Fermi LAT Detection of a New Gamma-ray Transient in the Galactic Plane: Fermi J0614+1713
ATel #15196; I. Mereu (INFN Perugia), C. C. Cheung (NRL), on behalf of the Fermi-LAT collaboration
on 2 Feb 2022; 03:06 UT
Credential Certification: Teddy Cheung (Teddy.Cheung@nrl.navy.mil)

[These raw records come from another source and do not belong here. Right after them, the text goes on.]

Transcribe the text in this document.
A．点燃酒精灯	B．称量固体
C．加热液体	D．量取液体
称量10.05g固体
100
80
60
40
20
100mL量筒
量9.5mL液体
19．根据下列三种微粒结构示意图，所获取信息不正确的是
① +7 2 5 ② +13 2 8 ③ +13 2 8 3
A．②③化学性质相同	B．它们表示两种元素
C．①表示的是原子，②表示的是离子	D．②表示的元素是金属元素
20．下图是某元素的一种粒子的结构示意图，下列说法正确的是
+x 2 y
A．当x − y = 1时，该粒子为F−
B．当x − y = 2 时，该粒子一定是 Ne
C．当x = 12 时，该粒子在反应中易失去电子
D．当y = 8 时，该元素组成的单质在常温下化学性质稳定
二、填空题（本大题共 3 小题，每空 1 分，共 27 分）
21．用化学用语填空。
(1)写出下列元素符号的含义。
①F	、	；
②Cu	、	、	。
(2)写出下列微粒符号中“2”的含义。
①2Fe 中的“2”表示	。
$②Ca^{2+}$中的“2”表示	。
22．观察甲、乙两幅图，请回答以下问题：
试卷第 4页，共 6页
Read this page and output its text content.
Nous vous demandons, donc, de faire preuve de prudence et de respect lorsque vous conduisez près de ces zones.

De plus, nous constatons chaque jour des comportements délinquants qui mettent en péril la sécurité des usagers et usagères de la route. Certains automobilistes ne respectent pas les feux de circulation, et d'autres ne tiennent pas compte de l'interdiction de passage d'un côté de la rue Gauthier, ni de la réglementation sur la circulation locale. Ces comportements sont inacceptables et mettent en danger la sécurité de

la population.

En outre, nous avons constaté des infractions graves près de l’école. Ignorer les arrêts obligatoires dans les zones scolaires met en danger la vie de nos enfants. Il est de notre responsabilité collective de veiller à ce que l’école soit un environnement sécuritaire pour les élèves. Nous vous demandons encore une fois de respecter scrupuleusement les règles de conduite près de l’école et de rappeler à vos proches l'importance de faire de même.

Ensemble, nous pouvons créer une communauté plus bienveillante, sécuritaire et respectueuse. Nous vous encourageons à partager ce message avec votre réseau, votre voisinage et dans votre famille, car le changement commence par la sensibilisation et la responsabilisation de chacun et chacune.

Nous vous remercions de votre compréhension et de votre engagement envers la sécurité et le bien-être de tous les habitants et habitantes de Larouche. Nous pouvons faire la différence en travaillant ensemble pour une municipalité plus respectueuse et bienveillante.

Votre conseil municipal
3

Subjects: Gamma Ray, >GeV, Request for Observations, Transient
On Jan 31, 2022, the Large Area Telescope (LAT), one of the two instruments on the Fermi Gamma-ray Space Telescope, observed gamma-ray emission from a new transient source, Fermi J0614+1713. Preliminary analysis indicates that this source was in an elevated gamma-ray emission state with a daily averaged gamma-ray flux (E >100 MeV) of (1.2 +/- 0.3) x 10^-6 ph cm^-2 s^-1, and a photon index, Gamma = 2.2 +/- 0.2.
The best-fit location of this gamma-ray source (RA = 93.63 deg, Decl. = 17.23 deg; J2000) has a 95% containment radius of 0.26 deg (errors are statistical only). This source is located near the Galactic plane (l, b = 193.46 deg, -0.07 deg), and is not in any published LAT catalog and in the past has not been detected by AGILE or EGRET. There is no clear counterpart to the LAT transient: the known Swift-BAT source, Swift J0614.0+1709, is located within the LAT 95% confidence localization region but is identified as a magnetic CV (Halpern & Thorstensen 2015 AJ, 150, 170) and thus unlikely to be related.
Because Fermi normally operates in an all-sky scanning mode, regular gamma-ray monitoring of this source will continue. We encourage multifrequency observations of this source. For this source, the Fermi-LAT contact person is Isabella Mereu (mereuisabella at gmail.com).
The Fermi-LAT is a pair conversion telescope designed to cover the energy band from 20 MeV to greater than 300 GeV. It is the product of an international collaboration between NASA and DOE in the U.S. and many scientific institutions across France, Italy, Japan and Sweden.